Erik declines to reply to that, which is probably for the best, calculating for the violence that flashes briefly through his glare as he works the door. "One day you are going to say something so foolish that I will be forced to kill you."
The cop breathes a sigh into his hand's curl, eyes slivering to half-mast color. "Yeah. I wasn't meaning to be a smartass," he says, in simple apology. His brow touches the privacy screen; hair, rumpled by earlier interference, threads through the grate. "I'd say you bring out the worst in me, but I think it might be this chastity shit."
"'This chastity shit'." Erik echoes, cultured tones virtually eliminating the phrase's original inflection.
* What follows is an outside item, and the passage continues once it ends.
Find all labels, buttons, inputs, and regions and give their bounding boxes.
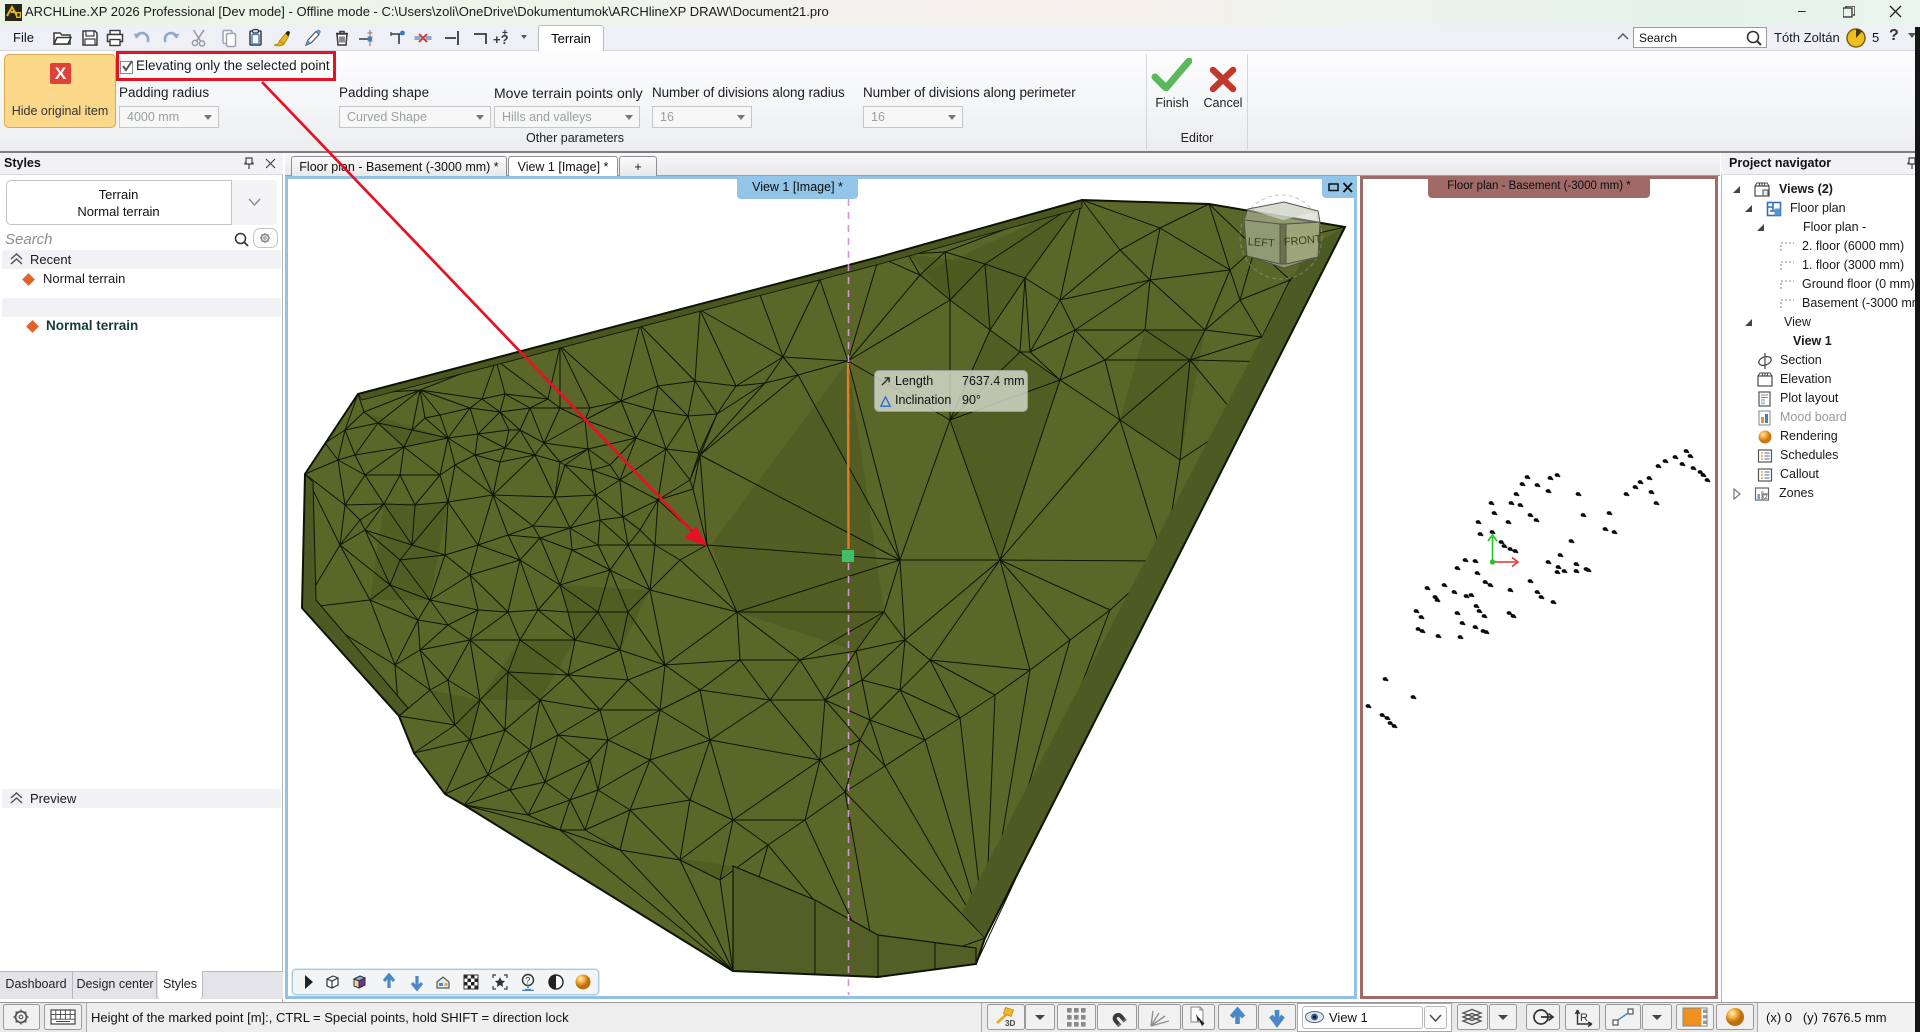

He half rolls his eyes, and steps out into the church without looking back. "Good hunting, Father Christopher."
A quiet chuckle breathes into a black-clad wrist. Rossi sinks back into his chair, eyes closing, to claim a few seconds' peace in the aftermath of unholy visitation. "/You're/ the guy wandering around with a condom in his back pocket," he tells the ceiling -- tells God and Magneto -- in idle complaint. "You want to talk about a /sin/--"
If Erik heard any of that, he gives no indication. None at all. And if Rossi has something of a difficult time getting the confessional door to open for him, well. That's mere coincidence.